10 thoughts on “Driving to Alburquerque: How Alma Sees It

  1. Sounds like boredom set in about 50 miles out of Amarillo… LOL And you were doing your damnest to stay awake and coherent. Not that ‘I’ have ever done that on long trips…Nope…

    • Actually, I wasn’t bored at all. I’ve done so much research and work on the area that I’m always looking at things, seeing what has changed, wondering what’s back behind that, recalling stories, and so on. Plus there’s more than enough vehicular excitement to keep me going. I’d like less traffic, but it’s I-40, and getting into winter. Traffic is what it is.

    • I’m coming to like it more than Santa Fe. Santa Fe has more concentrated history, but Quirky Burke feels warmer now, and has a lot for me to do that’s within my budget.

  2. Road trips with you are fun! If only for the everything we get to learn and laugh about on the way! …although if there wasn’t a schedule, we might be in severe danger of never getting anywhere for all the detours and side trips, and “ooh, that’s neat”…

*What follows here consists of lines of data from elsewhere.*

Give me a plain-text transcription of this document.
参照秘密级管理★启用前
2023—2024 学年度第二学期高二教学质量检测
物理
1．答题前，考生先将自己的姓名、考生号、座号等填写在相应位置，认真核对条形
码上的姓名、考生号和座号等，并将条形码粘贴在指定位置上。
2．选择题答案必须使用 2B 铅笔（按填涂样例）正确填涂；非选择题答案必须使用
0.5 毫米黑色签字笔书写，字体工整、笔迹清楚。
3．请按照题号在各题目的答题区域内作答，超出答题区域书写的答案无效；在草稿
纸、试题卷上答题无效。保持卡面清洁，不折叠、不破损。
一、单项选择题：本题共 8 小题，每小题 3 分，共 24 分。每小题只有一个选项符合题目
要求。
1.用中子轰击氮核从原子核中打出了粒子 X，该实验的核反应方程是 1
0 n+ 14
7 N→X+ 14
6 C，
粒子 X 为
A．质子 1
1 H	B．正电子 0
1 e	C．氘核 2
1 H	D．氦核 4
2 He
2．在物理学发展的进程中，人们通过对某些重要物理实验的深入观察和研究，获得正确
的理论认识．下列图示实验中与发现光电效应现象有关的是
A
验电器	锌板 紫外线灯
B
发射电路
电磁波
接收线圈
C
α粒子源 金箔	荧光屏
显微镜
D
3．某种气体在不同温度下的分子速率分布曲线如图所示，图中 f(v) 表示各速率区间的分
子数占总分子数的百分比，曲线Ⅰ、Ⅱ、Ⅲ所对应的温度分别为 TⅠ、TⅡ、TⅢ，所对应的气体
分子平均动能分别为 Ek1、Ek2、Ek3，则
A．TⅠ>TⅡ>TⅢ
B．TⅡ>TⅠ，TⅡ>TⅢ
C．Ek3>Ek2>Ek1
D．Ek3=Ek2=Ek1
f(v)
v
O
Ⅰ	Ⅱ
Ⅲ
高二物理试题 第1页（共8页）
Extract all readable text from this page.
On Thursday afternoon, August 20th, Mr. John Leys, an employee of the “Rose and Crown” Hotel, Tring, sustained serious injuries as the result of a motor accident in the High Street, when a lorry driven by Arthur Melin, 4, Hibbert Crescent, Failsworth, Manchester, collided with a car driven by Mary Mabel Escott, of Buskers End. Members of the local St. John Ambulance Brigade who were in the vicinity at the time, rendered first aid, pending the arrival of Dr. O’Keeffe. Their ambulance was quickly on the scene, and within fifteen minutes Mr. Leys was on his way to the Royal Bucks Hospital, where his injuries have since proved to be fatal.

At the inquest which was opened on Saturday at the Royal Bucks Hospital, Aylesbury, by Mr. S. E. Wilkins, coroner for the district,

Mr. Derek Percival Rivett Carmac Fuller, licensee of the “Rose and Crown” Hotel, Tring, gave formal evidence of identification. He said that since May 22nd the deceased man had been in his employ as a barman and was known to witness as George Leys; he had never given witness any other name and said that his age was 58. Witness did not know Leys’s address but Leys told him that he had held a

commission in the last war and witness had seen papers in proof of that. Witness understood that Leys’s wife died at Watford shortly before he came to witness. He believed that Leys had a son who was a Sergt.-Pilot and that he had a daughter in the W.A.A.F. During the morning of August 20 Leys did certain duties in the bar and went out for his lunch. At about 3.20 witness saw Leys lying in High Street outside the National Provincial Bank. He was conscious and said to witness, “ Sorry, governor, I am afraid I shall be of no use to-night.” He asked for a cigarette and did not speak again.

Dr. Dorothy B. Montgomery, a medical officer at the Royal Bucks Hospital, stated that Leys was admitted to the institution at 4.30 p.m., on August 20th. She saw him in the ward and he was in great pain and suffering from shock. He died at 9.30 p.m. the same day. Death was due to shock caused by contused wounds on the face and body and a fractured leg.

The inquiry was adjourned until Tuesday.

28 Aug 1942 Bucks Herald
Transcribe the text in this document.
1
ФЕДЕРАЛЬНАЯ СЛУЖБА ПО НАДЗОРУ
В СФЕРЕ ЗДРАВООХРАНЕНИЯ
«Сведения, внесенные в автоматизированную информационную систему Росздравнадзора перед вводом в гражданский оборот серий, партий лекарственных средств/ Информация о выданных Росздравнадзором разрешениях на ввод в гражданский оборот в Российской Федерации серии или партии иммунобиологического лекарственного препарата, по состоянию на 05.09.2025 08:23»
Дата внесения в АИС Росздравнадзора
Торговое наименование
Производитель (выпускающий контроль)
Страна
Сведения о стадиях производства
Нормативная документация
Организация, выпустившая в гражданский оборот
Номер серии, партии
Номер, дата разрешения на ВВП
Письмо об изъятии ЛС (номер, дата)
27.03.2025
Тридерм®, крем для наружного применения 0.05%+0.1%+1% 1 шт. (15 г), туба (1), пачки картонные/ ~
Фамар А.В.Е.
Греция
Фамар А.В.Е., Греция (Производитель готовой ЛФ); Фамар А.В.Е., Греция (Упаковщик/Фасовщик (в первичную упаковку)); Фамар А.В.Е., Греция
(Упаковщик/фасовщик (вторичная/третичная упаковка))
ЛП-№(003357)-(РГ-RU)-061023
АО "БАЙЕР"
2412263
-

  3. I recognize that Santa Rosa roadscape – the sign for the Route 66 Auto Museum is poking up into view on the right third of the photo – that old yellow car on a pole.

  4. I’ll file this one for my wife to look at, for when we plan legs of our expedition to the real Southwest. I anticipate many side trips like this, for geology, flowers, wildlife. Just thankful that you didn’t add “look, a jack rabbit!”

    Tucumcari is worth special bonus points for us, as it’s a unique destination roll in an old Avalon Hill board game called “Rail Baron.” The game makes a great evening of play and fun, and adding information or pictures from the less-traveled destinations is part of the fun. I got fussed at for sending home pictures of the Santa Fe station in San Diego (literal end of the line), without her.